Monterrey, who focuses on deportation defense and family-based and humanitarian applications, said there is a backlog of deportation cases stretching to 2026 and that certainly affects employers.
In addition, citizenship applications, which used to take six months to process, are now taking more than a year, and permanent residency or legal status applications, which used to take six to nine months, are taking a year-and-a-half or longer, she said.
Monterrey said applications for people who are not yet in the United States are taking two years now compared with nine months previously.
She mostly blames delays on more cases having been put into the system during the Trump administration.
Even employers requiring seasonal workers need to start the process early, said Arkansas Global Connect’s Dana Deree. They need to start it now if they need those workers in March, he said.
It essentially takes 90 days for agricultural workers, but longer for nonagricultural workers, Deree said.
He’s optimistic about 2023 prospects for his business because the need for labor continues to grow and there is underemployment in other countries, such as Honduras.
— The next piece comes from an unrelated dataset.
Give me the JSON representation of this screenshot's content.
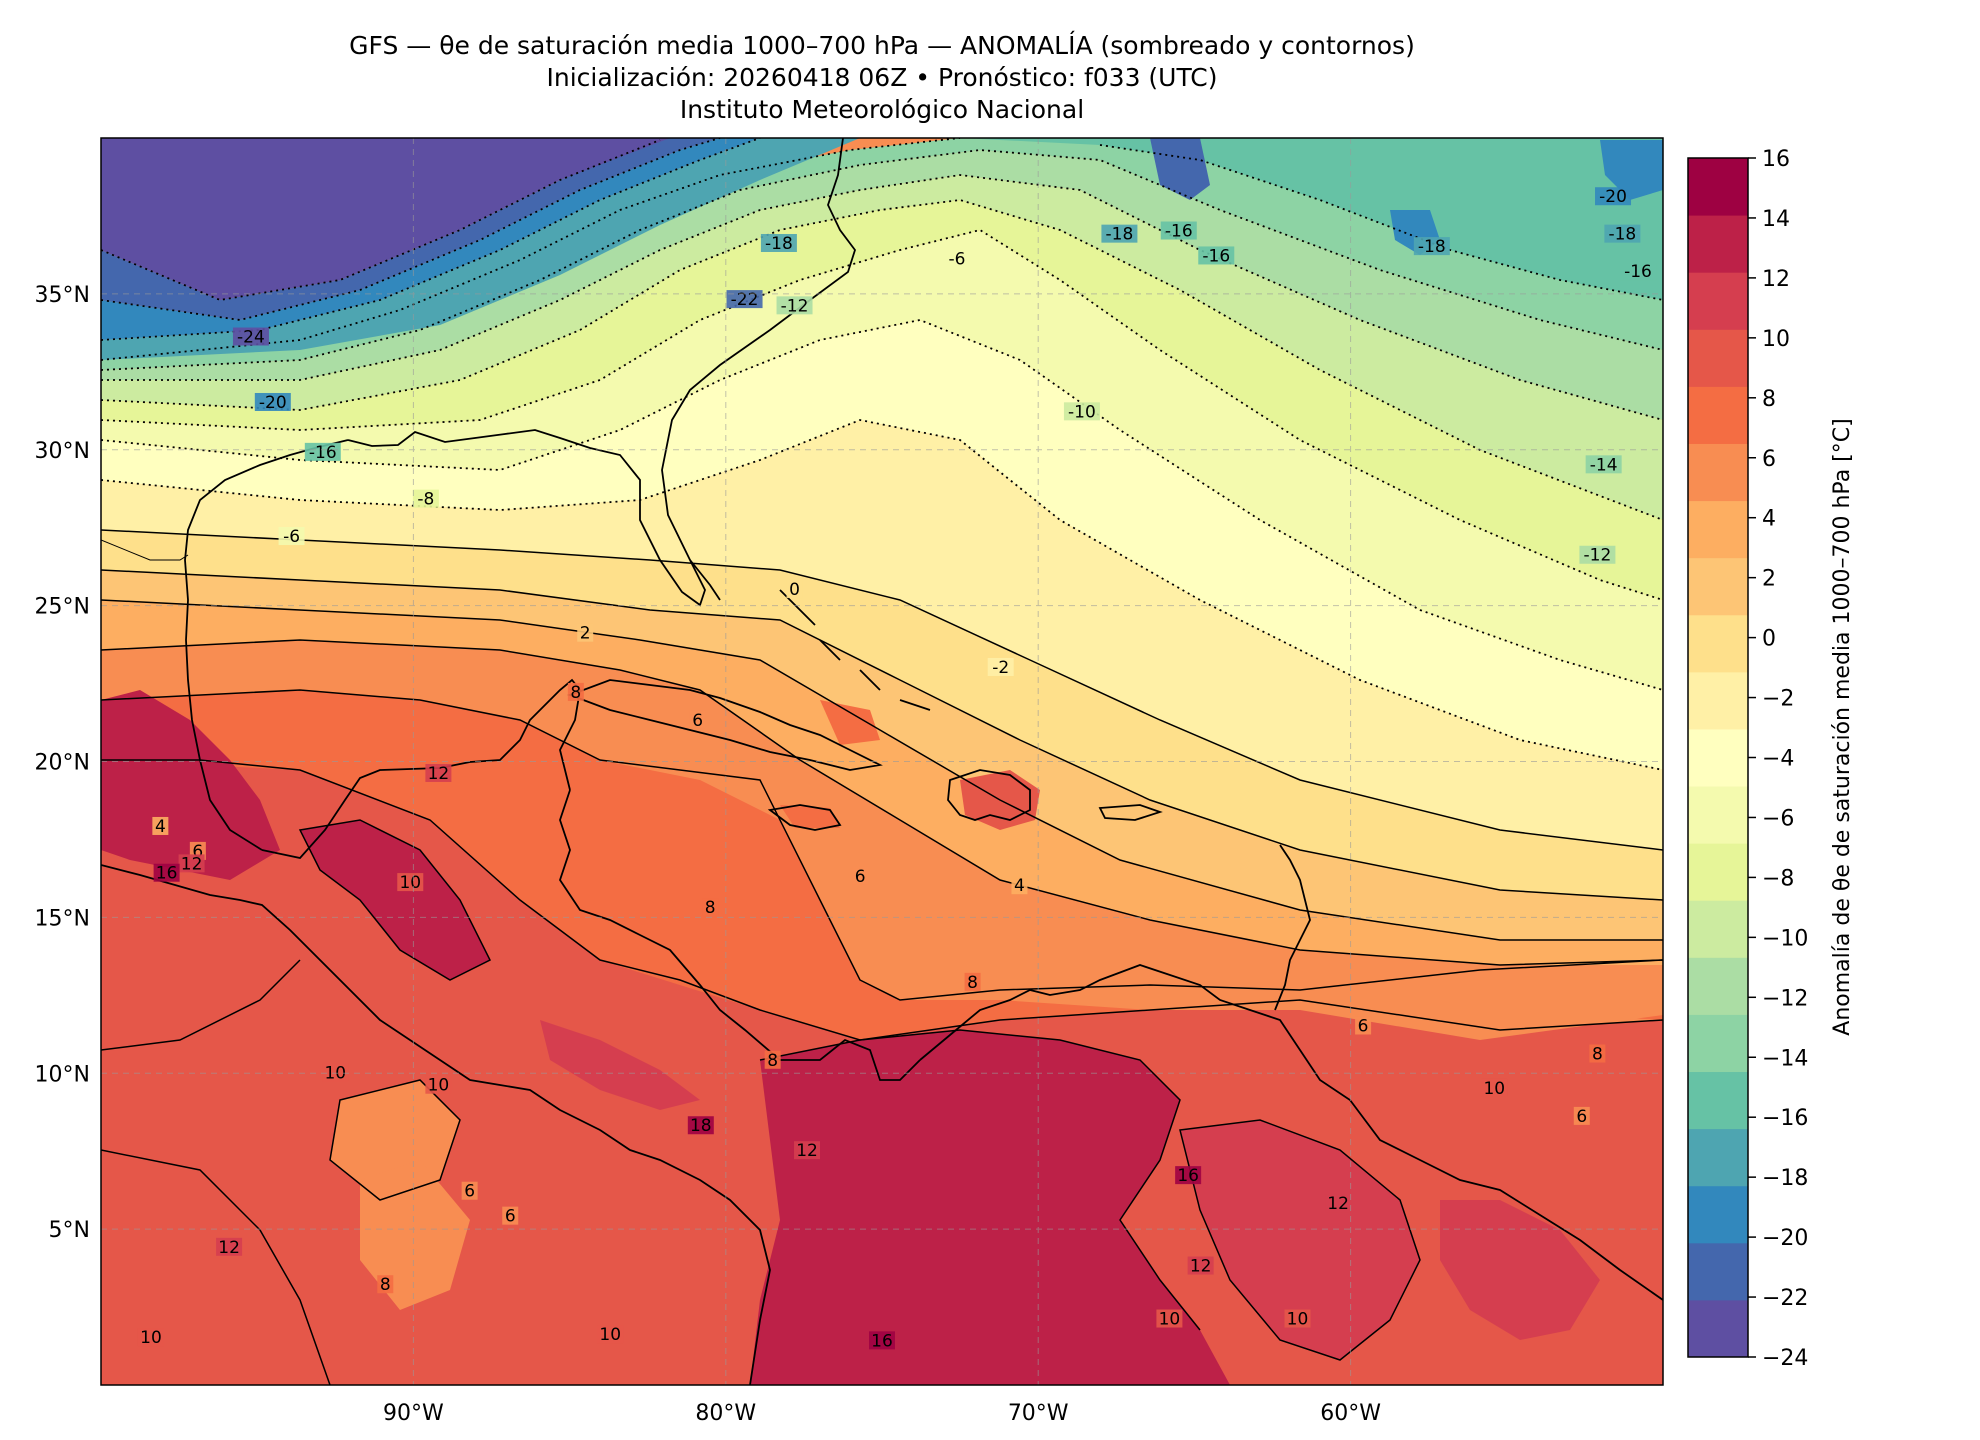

His company doesn’t even need to advertise its services, Deree said.
Arkansas Global Connect, launched in September, works with some of the largest U.S. employers in the hospitality, manufacturing, food processing and restaurant industries, and has already placed 1,000 seasonal immigrant workers nationwide, he said.
“It is a lengthy and complicated process. But it is better than not having the workforce that you need in order to meet your own obligations as a business,” Deree said. “It really is something that you’ve got to be purposeful about.”